Detesto ser eu a dar as más notícias, mas alguém tem de fazê-lo. Era outono e descobri também que, depois das duas horas da tarde, no meio da Sicília, aquele mesmo vento forte lateral virava um vento forte lateral gelado, e eu, vestido apenas com um casaco de moletom e uma camiseta, comecei a tremer de frio (aprendi a não exagerar nos adjetivos, mas, compreendam, fazia MUITO frio).
Quando paramos para reabastecer, esticar as pernas, que estavam mais duras do que um coco verde, e colocar as minhas luvas, descobri que meus óculos caros e espelhados, que tinham estado até então pendurados em minha camiseta, haviam ficado em algum lugar daquela estrada.

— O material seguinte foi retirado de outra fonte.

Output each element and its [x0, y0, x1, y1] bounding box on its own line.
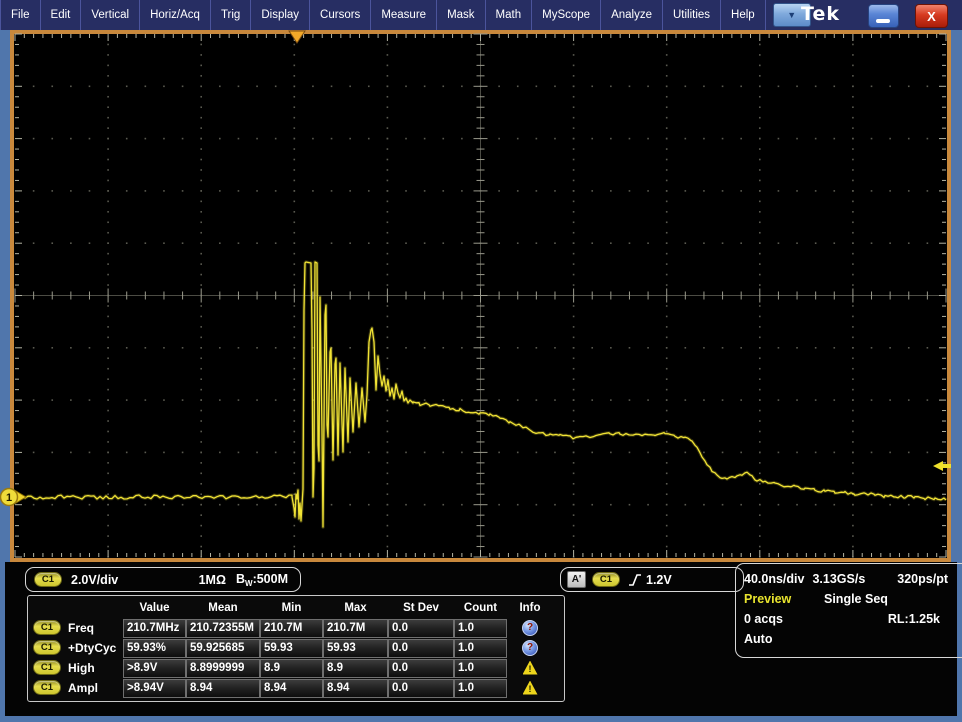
measurement-count: 1.0: [454, 639, 507, 658]
measurement-row-label: C1 +DtyCyc: [31, 638, 123, 657]
menu-measure[interactable]: Measure: [371, 0, 437, 30]
trigger-level: 1.2V: [646, 573, 672, 587]
measurement-count: 1.0: [454, 619, 507, 638]
trigger-readout[interactable]: A' C1 1.2V: [560, 567, 744, 592]
measurement-name: Freq: [68, 621, 94, 635]
menu-math[interactable]: Math: [486, 0, 533, 30]
measurement-max: 8.94: [323, 679, 388, 698]
column-header-value: Value: [123, 598, 186, 618]
warning-icon[interactable]: !: [523, 661, 538, 675]
tek-logo: Tek: [801, 3, 840, 25]
measurement-row-label: C1 Ampl: [31, 678, 123, 697]
menu-items: FileEditVerticalHoriz/AcqTrigDisplayCurs…: [0, 0, 766, 30]
menu-trig[interactable]: Trig: [211, 0, 251, 30]
measurement-mean: 8.8999999: [186, 659, 260, 678]
measurement-stdev: 0.0: [388, 639, 454, 658]
record-length: RL:1.25k: [888, 609, 940, 629]
measurement-min: 8.9: [260, 659, 323, 678]
menu-cursors[interactable]: Cursors: [310, 0, 371, 30]
sample-resolution: 320ps/pt: [897, 569, 948, 589]
measurement-count: 1.0: [454, 659, 507, 678]
menu-edit[interactable]: Edit: [41, 0, 82, 30]
question-info-icon[interactable]: ?: [522, 620, 538, 636]
column-header-min: Min: [260, 598, 323, 618]
channel-badge[interactable]: C1: [33, 680, 61, 695]
vertical-scale: 2.0V/div: [71, 573, 118, 587]
column-header-count: Count: [454, 598, 507, 618]
trigger-state: Auto: [744, 629, 772, 649]
measurement-max: 8.9: [323, 659, 388, 678]
measurement-max: 59.93: [323, 639, 388, 658]
acquisition-mode: Single Seq: [824, 589, 888, 609]
menu-utilities[interactable]: Utilities: [663, 0, 721, 30]
menu-myscope[interactable]: MyScope: [532, 0, 601, 30]
measurement-count: 1.0: [454, 679, 507, 698]
menu-mask[interactable]: Mask: [437, 0, 485, 30]
column-header-info: Info: [507, 598, 553, 618]
menu-horiz-acq[interactable]: Horiz/Acq: [140, 0, 211, 30]
warning-icon[interactable]: !: [523, 681, 538, 695]
input-impedance: 1MΩ: [199, 573, 226, 587]
measurement-name: High: [68, 661, 95, 675]
measurement-value: >8.9V: [123, 659, 186, 678]
column-header-max: Max: [323, 598, 388, 618]
rising-edge-icon: [628, 572, 642, 588]
menu-vertical[interactable]: Vertical: [81, 0, 140, 30]
trigger-channel-badge[interactable]: C1: [592, 572, 620, 587]
measurement-info-cell: ?: [507, 638, 553, 657]
tekscope-window: FileEditVerticalHoriz/AcqTrigDisplayCurs…: [0, 0, 962, 722]
timebase: 40.0ns/div: [744, 569, 804, 589]
measurement-min: 59.93: [260, 639, 323, 658]
measurement-name: Ampl: [68, 681, 98, 695]
measurement-info-cell: !: [507, 658, 553, 677]
column-header-st-dev: St Dev: [388, 598, 454, 618]
measurement-min: 210.7M: [260, 619, 323, 638]
measurement-name: +DtyCyc: [68, 641, 116, 655]
measurement-value: >8.94V: [123, 679, 186, 698]
measurement-min: 8.94: [260, 679, 323, 698]
menu-file[interactable]: File: [0, 0, 41, 30]
channel-badge[interactable]: C1: [33, 660, 61, 675]
sample-rate: 3.13GS/s: [812, 569, 865, 589]
measurement-stdev: 0.0: [388, 679, 454, 698]
measurement-value: 59.93%: [123, 639, 186, 658]
measurement-mean: 8.94: [186, 679, 260, 698]
measurement-mean: 59.925685: [186, 639, 260, 658]
measurement-info-cell: ?: [507, 618, 553, 637]
measurement-info-cell: !: [507, 678, 553, 697]
measurement-header-blank: [31, 598, 123, 618]
menu-help[interactable]: Help: [721, 0, 766, 30]
channel1-readout[interactable]: C1 2.0V/div 1MΩ BW:500M: [25, 567, 301, 592]
menu-display[interactable]: Display: [251, 0, 310, 30]
measurement-row-label: C1 High: [31, 658, 123, 677]
bandwidth-readout: BW:500M: [236, 572, 288, 588]
measurement-stdev: 0.0: [388, 619, 454, 638]
measurement-max: 210.7M: [323, 619, 388, 638]
measurement-value: 210.7MHz: [123, 619, 186, 638]
trigger-source-badge[interactable]: A': [567, 571, 586, 588]
chevron-down-icon: ▼: [787, 10, 796, 20]
preview-status: Preview: [744, 589, 824, 609]
minimize-button[interactable]: [868, 4, 899, 28]
measurement-table: ValueMeanMinMaxSt DevCountInfo C1 Freq 210.…: [27, 595, 565, 702]
horizontal-readout[interactable]: 40.0ns/div 3.13GS/s 320ps/pt Preview Sin…: [735, 563, 962, 658]
column-header-mean: Mean: [186, 598, 260, 618]
question-info-icon[interactable]: ?: [522, 640, 538, 656]
acquisition-count: 0 acqs: [744, 609, 783, 629]
channel-badge[interactable]: C1: [33, 620, 61, 635]
minimize-icon: [876, 19, 890, 23]
menu-analyze[interactable]: Analyze: [601, 0, 663, 30]
measurement-row-label: C1 Freq: [31, 618, 123, 637]
menu-bar: FileEditVerticalHoriz/AcqTrigDisplayCurs…: [0, 0, 962, 30]
measurement-stdev: 0.0: [388, 659, 454, 678]
waveform-display: [10, 30, 951, 562]
measurement-mean: 210.72355M: [186, 619, 260, 638]
readout-panel: C1 2.0V/div 1MΩ BW:500M A' C1 1.2V 40.0n…: [5, 562, 957, 716]
channel1-badge[interactable]: C1: [34, 572, 62, 587]
close-button[interactable]: X: [915, 4, 948, 28]
channel-badge[interactable]: C1: [33, 640, 61, 655]
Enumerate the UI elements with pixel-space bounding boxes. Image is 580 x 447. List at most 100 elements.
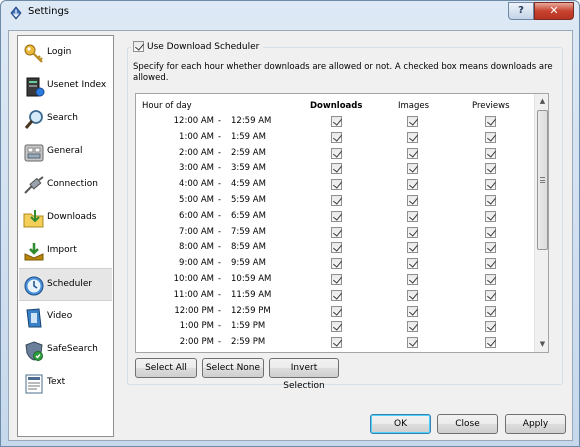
table-row: 12:00 PM -12:59 PM xyxy=(136,304,536,320)
sidebar-item-text[interactable]: Text xyxy=(19,367,112,400)
previews-checkbox[interactable] xyxy=(485,195,496,206)
downloads-checkbox[interactable] xyxy=(331,179,342,191)
downloads-checkbox[interactable] xyxy=(331,305,342,317)
sidebar-item-connection[interactable]: Connection xyxy=(19,169,112,202)
apply-button[interactable]: Apply xyxy=(505,414,566,434)
images-checkbox[interactable] xyxy=(407,305,418,317)
table-row: 11:00 AM -11:59 AM xyxy=(136,288,536,304)
invert-selection-button[interactable]: Invert Selection xyxy=(269,358,339,391)
sidebar-item-search[interactable]: Search xyxy=(19,103,112,136)
previews-checkbox[interactable] xyxy=(485,337,496,349)
hour-from: 11:00 AM xyxy=(173,289,214,300)
previews-checkbox[interactable] xyxy=(485,131,496,143)
close-button[interactable]: Close xyxy=(437,414,498,434)
sidebar-item-scheduler[interactable]: Scheduler xyxy=(19,268,112,301)
images-checkbox[interactable] xyxy=(407,226,418,238)
sidebar-item-general[interactable]: General xyxy=(19,136,112,169)
previews-checkbox[interactable] xyxy=(485,226,496,238)
sidebar-item-downloads[interactable]: Downloads xyxy=(19,202,112,235)
previews-checkbox[interactable] xyxy=(485,242,496,254)
help-button[interactable]: ? xyxy=(508,2,534,20)
ok-button[interactable]: OK xyxy=(370,414,431,434)
previews-checkbox[interactable] xyxy=(485,116,496,127)
sidebar-item-video[interactable]: Video xyxy=(19,301,112,334)
use-scheduler-checkbox[interactable]: Use Download Scheduler xyxy=(131,41,264,52)
shield-icon xyxy=(25,341,43,361)
downloads-checkbox[interactable] xyxy=(331,337,342,349)
downloads-checkbox[interactable] xyxy=(331,147,342,159)
hour-from: 12:00 PM xyxy=(174,305,214,316)
select-all-button[interactable]: Select All xyxy=(135,358,197,378)
hour-dash: - xyxy=(218,337,222,348)
checkbox[interactable] xyxy=(133,41,144,52)
hour-from: 2:00 AM xyxy=(179,147,214,158)
close-window-button[interactable]: ✕ xyxy=(534,2,574,20)
images-checkbox[interactable] xyxy=(407,163,418,175)
previews-checkbox[interactable] xyxy=(485,289,496,301)
hour-from: 1:00 AM xyxy=(179,131,214,142)
hour-from: 8:00 AM xyxy=(179,242,214,253)
previews-checkbox[interactable] xyxy=(485,210,496,222)
sidebar-item-login[interactable]: Login xyxy=(19,37,112,70)
hour-from: 9:00 AM xyxy=(179,258,214,269)
sidebar-item-label: Video xyxy=(47,311,73,321)
vertical-scrollbar[interactable]: ▲ ▼ xyxy=(534,94,548,352)
images-checkbox[interactable] xyxy=(407,116,418,127)
downloads-checkbox[interactable] xyxy=(331,195,342,206)
hour-to: 1:59 AM xyxy=(231,131,266,142)
previews-checkbox[interactable] xyxy=(485,274,496,285)
scroll-down-arrow-icon[interactable]: ▼ xyxy=(535,337,548,352)
images-checkbox[interactable] xyxy=(407,179,418,191)
sidebar-item-label: Downloads xyxy=(47,212,97,222)
table-row: 8:00 AM -8:59 AM xyxy=(136,240,536,256)
downloads-checkbox[interactable] xyxy=(331,210,342,222)
images-checkbox[interactable] xyxy=(407,131,418,143)
window-title: Settings xyxy=(28,6,70,17)
sidebar-item-usenet-index[interactable]: Usenet Index xyxy=(19,70,112,103)
images-checkbox[interactable] xyxy=(407,147,418,159)
downloads-checkbox[interactable] xyxy=(331,289,342,301)
column-header-hour: Hour of day xyxy=(142,101,192,111)
title-bar[interactable]: Settings ? ✕ xyxy=(1,1,579,25)
images-checkbox[interactable] xyxy=(407,321,418,333)
sidebar-item-label: Text xyxy=(47,377,66,387)
downloads-checkbox[interactable] xyxy=(331,321,342,333)
table-row: 10:00 AM -10:59 AM xyxy=(136,272,536,288)
previews-checkbox[interactable] xyxy=(485,147,496,159)
previews-checkbox[interactable] xyxy=(485,179,496,191)
images-checkbox[interactable] xyxy=(407,195,418,206)
select-none-button[interactable]: Select None xyxy=(202,358,264,378)
downloads-checkbox[interactable] xyxy=(331,163,342,175)
downloads-checkbox[interactable] xyxy=(331,258,342,270)
images-checkbox[interactable] xyxy=(407,210,418,222)
downloads-checkbox[interactable] xyxy=(331,116,342,127)
hour-from: 7:00 AM xyxy=(179,226,214,237)
images-checkbox[interactable] xyxy=(407,242,418,254)
previews-checkbox[interactable] xyxy=(485,258,496,270)
downloads-checkbox[interactable] xyxy=(331,274,342,285)
images-checkbox[interactable] xyxy=(407,289,418,301)
previews-checkbox[interactable] xyxy=(485,163,496,175)
previews-checkbox[interactable] xyxy=(485,305,496,317)
use-scheduler-label: Use Download Scheduler xyxy=(147,41,260,52)
sidebar-item-import[interactable]: Import xyxy=(19,235,112,268)
hour-dash: - xyxy=(218,242,222,253)
table-row: 2:00 PM -2:59 PM xyxy=(136,335,536,351)
hour-to: 12:59 AM xyxy=(231,116,272,126)
scroll-thumb[interactable] xyxy=(537,110,548,250)
sidebar-item-label: General xyxy=(47,146,83,156)
sidebar-item-safesearch[interactable]: SafeSearch xyxy=(19,334,112,367)
hour-to: 9:59 AM xyxy=(231,258,266,269)
hour-to: 12:59 PM xyxy=(231,305,271,316)
downloads-checkbox[interactable] xyxy=(331,131,342,143)
downloads-checkbox[interactable] xyxy=(331,242,342,254)
images-checkbox[interactable] xyxy=(407,274,418,285)
downloads-checkbox[interactable] xyxy=(331,226,342,238)
column-header-images: Images xyxy=(398,101,430,111)
images-checkbox[interactable] xyxy=(407,337,418,349)
import-icon xyxy=(24,243,44,261)
hour-dash: - xyxy=(218,321,222,332)
scroll-up-arrow-icon[interactable]: ▲ xyxy=(535,94,548,109)
previews-checkbox[interactable] xyxy=(485,321,496,333)
images-checkbox[interactable] xyxy=(407,258,418,270)
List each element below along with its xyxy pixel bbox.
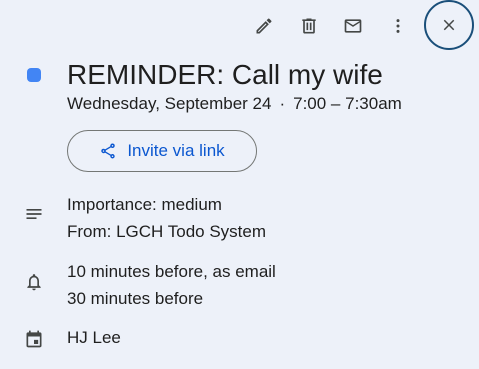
delete-button[interactable] [291, 8, 327, 44]
invite-via-link-button[interactable]: Invite via link [67, 130, 257, 172]
calendar-owner: HJ Lee [67, 328, 121, 347]
trash-icon [302, 18, 316, 34]
more-options-button[interactable] [380, 8, 416, 44]
share-icon [101, 143, 116, 159]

– Vejam! Uns óculos quebrados no meio da estrada! Com certeza a máfia despachou alguém aqui!
Quando, enfim, chegamos ao pedágio de Cefalú, com hipotermia, dor nas pernas, dor na bunda e sem os meus óculos, a noite tinha acabado de cair. Que alívio!
Quinhentos quilômetros no total, para surpresa do gerente da loja. Ele foi até conferir o velocímetro a fim de verificar se tínhamos sido sinceros.
Bem, agora, se me perguntarem se eu aprendi a lição, se eu assimilei o hábito de desconfiar quando o santo é grande, se eu já pego mais leve quando tenho de escolher, eu vou ser obrigado a responder um discreto e consciente: “não”. Eu teria feito tudo de novo, igualzinho, pois eu sou simplesmente assim: à procura, apaixonado e com dificuldades, mas feliz.